6. Analysis of Variance#

This page contributed by Jason Naramore!

One-Way ANOVA#

In an ANOVA model, we are trying to discern whether the means of multiple treatment groups are equivalent or different. The null hypothesis is that the mean of all treatment groups are equal:

\[\begin{split}\begin{align*} H_0 & : \mu_1 = \mu_2 = ... = \mu_a \\ H_1 & : \text{one or more groups have a different } \mu \end{align*}\end{split}\]

The ANOVA model is defined as

\[\begin{split}\begin{align*} y_{ij} & \sim N(\mu_i, \sigma^2) \\ \mu_i & = \mu + a_i, \space i = 1,...,a \space ; j = 1,...,n_i \end{align*}\end{split}\]

where \(i\) represents the treatment group and \(j\) is the sample number. Variance \(\sigma^2\) is assumed to be common among all groups. \(\mu\) is the grand mean of all the data, and \(a_i\) is the treatment effect of the \(i\)th group. Now we can re-define the null hypothesis as:

\[\begin{split}\begin{align*} H_0 & : a_1 = a_2 = ... = a_a \\ \end{align*}\end{split}\]

which basically is interpreted as the difference in treatment groups is equal to zero. In the model, we will need to use one of 2 constraints to have an acceptable degrees of freedom. In the sum-to-zero (STZ) constraint, the sum of \(a\)’s are equal to zero. Or, we can set one of the \(a\)’s, say \(a_1\), to zero.

In classical statistics, an ANOVA table is built and an F-test is used to determine if \(H_0\) is rejected. In the case where \(H_0\) is rejected, we then would need to make additional models for each comparison of treatment groups to further analyze treatment effects.
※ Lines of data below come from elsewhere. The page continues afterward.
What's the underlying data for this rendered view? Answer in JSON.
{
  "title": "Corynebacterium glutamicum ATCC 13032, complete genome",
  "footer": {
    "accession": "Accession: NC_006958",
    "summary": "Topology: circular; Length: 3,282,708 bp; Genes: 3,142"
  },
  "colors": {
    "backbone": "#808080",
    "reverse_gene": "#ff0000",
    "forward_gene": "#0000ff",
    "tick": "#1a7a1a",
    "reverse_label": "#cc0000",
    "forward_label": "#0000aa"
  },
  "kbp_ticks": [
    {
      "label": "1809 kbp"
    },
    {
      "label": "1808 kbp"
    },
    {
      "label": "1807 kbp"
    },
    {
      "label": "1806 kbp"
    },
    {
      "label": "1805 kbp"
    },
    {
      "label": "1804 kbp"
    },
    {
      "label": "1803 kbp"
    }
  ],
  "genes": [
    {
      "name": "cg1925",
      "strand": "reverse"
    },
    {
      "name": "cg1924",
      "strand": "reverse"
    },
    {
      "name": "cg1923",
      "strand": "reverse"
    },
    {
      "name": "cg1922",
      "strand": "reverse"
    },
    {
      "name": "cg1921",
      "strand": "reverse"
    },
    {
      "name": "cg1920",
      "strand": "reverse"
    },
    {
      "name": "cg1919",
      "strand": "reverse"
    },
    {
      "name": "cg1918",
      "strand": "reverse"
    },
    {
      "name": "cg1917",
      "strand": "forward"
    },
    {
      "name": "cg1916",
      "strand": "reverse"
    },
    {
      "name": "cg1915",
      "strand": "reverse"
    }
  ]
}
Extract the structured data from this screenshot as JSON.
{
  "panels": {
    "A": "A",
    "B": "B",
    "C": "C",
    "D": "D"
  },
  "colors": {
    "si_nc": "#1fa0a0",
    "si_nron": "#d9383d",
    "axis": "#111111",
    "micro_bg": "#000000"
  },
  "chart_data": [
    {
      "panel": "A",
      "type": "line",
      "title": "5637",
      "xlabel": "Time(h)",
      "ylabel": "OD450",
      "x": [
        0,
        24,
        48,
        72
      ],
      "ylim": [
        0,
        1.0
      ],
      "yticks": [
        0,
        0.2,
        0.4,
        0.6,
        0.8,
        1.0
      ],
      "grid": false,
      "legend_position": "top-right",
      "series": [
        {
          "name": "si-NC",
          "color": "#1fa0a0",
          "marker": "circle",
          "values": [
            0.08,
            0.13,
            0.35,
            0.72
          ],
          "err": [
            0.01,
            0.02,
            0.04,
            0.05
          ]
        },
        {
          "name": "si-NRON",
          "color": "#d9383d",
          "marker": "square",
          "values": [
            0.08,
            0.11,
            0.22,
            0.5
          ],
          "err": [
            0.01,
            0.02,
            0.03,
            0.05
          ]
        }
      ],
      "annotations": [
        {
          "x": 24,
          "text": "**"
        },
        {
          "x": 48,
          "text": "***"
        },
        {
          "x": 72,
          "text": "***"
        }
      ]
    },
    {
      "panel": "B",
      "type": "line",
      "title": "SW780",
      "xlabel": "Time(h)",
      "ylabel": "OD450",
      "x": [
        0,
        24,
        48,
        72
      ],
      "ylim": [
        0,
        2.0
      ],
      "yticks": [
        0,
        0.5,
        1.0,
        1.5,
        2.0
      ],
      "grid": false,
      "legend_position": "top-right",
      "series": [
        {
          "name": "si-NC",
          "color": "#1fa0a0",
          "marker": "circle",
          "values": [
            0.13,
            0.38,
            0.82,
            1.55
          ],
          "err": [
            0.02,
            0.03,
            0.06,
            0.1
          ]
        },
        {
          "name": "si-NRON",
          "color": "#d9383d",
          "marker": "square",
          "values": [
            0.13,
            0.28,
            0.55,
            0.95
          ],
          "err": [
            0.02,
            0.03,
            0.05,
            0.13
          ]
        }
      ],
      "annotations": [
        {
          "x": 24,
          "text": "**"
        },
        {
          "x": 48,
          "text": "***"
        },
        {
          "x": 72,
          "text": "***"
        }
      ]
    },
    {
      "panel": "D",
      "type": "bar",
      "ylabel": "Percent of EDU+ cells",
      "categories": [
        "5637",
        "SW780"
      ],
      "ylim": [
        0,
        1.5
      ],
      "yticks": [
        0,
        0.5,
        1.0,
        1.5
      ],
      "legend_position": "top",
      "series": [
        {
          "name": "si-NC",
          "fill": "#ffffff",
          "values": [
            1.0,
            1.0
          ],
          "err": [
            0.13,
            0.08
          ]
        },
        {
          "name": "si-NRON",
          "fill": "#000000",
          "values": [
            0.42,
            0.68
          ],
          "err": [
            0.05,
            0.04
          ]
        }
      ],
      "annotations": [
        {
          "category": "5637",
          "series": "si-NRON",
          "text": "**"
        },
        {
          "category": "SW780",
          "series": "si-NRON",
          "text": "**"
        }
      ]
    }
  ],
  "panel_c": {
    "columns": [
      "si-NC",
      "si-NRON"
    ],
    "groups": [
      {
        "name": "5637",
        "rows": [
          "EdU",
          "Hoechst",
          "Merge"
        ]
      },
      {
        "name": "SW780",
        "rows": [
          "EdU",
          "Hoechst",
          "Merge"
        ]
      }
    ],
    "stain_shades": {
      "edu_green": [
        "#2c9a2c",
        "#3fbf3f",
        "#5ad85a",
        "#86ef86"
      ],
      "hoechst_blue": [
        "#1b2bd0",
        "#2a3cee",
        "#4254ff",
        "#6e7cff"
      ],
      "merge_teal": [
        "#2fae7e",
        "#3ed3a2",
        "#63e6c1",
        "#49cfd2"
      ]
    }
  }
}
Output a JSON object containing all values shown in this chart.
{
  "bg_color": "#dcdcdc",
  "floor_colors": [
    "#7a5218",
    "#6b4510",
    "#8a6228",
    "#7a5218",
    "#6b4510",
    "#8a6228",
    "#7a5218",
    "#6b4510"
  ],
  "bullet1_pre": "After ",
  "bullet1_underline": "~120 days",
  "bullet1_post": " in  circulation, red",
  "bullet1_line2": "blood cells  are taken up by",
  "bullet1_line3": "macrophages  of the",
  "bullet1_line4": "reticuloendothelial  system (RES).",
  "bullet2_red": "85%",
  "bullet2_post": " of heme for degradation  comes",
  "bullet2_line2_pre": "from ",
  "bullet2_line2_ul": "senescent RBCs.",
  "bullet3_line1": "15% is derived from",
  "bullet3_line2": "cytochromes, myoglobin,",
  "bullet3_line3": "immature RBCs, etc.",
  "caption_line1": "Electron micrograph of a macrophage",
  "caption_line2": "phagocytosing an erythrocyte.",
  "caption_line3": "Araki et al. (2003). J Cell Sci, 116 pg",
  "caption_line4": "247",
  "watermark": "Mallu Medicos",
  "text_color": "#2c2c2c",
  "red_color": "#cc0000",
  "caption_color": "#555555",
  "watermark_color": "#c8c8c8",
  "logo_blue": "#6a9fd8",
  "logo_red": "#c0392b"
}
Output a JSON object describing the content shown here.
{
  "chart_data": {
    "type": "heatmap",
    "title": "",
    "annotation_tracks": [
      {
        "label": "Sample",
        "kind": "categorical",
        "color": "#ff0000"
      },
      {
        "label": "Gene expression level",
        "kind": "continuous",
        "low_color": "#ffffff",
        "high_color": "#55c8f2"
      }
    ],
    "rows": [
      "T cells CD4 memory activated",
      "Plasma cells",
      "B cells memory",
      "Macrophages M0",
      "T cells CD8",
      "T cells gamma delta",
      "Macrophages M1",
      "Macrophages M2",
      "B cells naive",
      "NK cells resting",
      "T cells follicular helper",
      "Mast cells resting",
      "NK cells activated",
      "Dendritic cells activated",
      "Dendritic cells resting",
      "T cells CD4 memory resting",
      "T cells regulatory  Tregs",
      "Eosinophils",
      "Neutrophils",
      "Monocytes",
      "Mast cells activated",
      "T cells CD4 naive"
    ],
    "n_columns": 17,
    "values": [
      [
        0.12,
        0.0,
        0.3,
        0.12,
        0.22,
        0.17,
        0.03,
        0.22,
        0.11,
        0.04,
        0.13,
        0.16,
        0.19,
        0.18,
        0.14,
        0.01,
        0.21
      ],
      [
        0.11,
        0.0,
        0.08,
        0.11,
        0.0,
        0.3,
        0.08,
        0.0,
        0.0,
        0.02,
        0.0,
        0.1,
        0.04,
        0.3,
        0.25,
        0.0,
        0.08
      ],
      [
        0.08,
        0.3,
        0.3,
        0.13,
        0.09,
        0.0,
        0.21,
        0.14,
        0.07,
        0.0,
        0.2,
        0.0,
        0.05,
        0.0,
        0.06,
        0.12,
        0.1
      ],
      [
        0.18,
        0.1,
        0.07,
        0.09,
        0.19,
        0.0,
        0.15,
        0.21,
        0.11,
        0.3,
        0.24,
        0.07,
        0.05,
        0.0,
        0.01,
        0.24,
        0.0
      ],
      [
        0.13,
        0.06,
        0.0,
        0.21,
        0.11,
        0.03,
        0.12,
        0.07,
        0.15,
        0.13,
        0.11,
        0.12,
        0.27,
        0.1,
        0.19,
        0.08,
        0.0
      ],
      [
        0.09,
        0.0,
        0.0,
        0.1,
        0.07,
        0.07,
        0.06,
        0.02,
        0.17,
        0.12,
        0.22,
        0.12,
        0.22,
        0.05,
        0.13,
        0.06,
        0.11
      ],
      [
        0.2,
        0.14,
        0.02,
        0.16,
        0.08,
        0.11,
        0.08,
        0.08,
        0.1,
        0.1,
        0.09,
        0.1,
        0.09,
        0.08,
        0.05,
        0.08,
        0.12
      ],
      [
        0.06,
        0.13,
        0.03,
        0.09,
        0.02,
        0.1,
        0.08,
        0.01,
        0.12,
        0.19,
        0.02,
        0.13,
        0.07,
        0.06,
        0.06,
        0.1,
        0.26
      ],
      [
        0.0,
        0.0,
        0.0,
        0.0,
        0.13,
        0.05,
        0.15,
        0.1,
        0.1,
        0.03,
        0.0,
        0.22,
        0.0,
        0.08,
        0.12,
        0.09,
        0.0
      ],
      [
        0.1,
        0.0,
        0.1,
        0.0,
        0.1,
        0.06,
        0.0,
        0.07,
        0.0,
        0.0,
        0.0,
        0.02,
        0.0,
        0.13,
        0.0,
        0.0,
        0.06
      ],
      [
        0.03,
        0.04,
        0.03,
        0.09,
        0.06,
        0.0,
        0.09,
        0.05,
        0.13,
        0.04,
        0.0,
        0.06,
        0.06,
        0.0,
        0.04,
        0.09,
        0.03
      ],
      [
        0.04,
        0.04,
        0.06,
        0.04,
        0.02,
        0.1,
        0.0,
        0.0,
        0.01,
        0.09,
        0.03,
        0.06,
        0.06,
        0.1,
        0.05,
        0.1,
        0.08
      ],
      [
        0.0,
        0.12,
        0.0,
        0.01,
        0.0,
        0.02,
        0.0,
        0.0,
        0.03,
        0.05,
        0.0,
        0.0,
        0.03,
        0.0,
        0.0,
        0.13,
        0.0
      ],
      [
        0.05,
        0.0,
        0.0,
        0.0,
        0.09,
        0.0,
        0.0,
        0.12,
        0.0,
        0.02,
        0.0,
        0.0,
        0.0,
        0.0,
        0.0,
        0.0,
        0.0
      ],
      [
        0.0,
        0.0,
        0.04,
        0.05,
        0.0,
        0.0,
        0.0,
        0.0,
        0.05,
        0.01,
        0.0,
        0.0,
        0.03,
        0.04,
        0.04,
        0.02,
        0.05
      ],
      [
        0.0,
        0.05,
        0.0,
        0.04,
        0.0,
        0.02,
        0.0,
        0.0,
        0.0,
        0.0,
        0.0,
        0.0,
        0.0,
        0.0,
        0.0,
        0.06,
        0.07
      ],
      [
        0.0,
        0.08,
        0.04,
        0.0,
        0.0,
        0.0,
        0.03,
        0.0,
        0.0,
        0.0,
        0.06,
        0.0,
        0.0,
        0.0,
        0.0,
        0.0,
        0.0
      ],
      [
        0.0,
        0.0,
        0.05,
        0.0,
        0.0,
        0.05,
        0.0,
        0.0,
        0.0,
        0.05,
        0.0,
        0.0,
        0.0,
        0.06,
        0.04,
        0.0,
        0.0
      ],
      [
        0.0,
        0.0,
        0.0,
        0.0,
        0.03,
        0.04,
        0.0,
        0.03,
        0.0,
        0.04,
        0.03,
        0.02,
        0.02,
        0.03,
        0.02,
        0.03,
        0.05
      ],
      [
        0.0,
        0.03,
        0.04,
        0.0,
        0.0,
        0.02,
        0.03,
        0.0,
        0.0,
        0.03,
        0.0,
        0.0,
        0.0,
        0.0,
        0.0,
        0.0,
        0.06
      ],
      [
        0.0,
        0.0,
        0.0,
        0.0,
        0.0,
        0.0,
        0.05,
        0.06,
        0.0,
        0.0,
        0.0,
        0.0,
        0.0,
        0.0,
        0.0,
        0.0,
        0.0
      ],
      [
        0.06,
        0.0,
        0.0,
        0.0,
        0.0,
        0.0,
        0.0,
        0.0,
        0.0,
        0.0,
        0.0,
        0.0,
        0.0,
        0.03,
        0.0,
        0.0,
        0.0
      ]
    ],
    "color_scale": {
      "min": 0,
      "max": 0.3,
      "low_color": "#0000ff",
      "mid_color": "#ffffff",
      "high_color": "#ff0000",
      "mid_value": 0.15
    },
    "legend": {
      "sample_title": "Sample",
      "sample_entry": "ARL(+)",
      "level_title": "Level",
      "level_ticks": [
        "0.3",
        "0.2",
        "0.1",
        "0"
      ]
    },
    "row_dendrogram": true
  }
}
The Bayesian approach to ANOVA is to set priors on \(\mu\), \(a_1,a_2,...,a_a\), and \(\sigma^2\). The Bayesian model is constructed as:

\[\begin{split} \begin{align*} y_i & \sim N(\mu_i,\sigma^2) && \text{likelihood}\\ \\ \mu & \sim N(\mu_i,\sigma_0^2) && \text{prior: grand mean}\\ \mu_i & = \mu + a_i && \text{deterministic relationship}\\ a_i & \sim N(0,\sigma_i^2) && \text{prior: } a_i\\ \tau &\sim Ga(0.001,0.001) && \text{prior: } \tau\\ \sigma^2 & = 1/\tau && \text{deterministic relationship}\\ \\ \text{Subject to: } & \sum a_i = 0 && \text{STZ constraint}\\ \end{align*}\end{split}\]

Here \(\sigma_0^2\) and \(\sigma_i^2\) are representing prior variances of the grand mean and treatment groups, respectively. Non-informative variances might be something like \(\sigma_0^2 = 1000\). To assess \(H_0\), we will look at the posterior distributions of the \(a_i\)’s to see if they are significantly different than zero. If we want to compare treatment groups, we can calculate their difference in the Bayesian model, and then look at the posterior distribution of the difference to see if it’s significantly different than zero.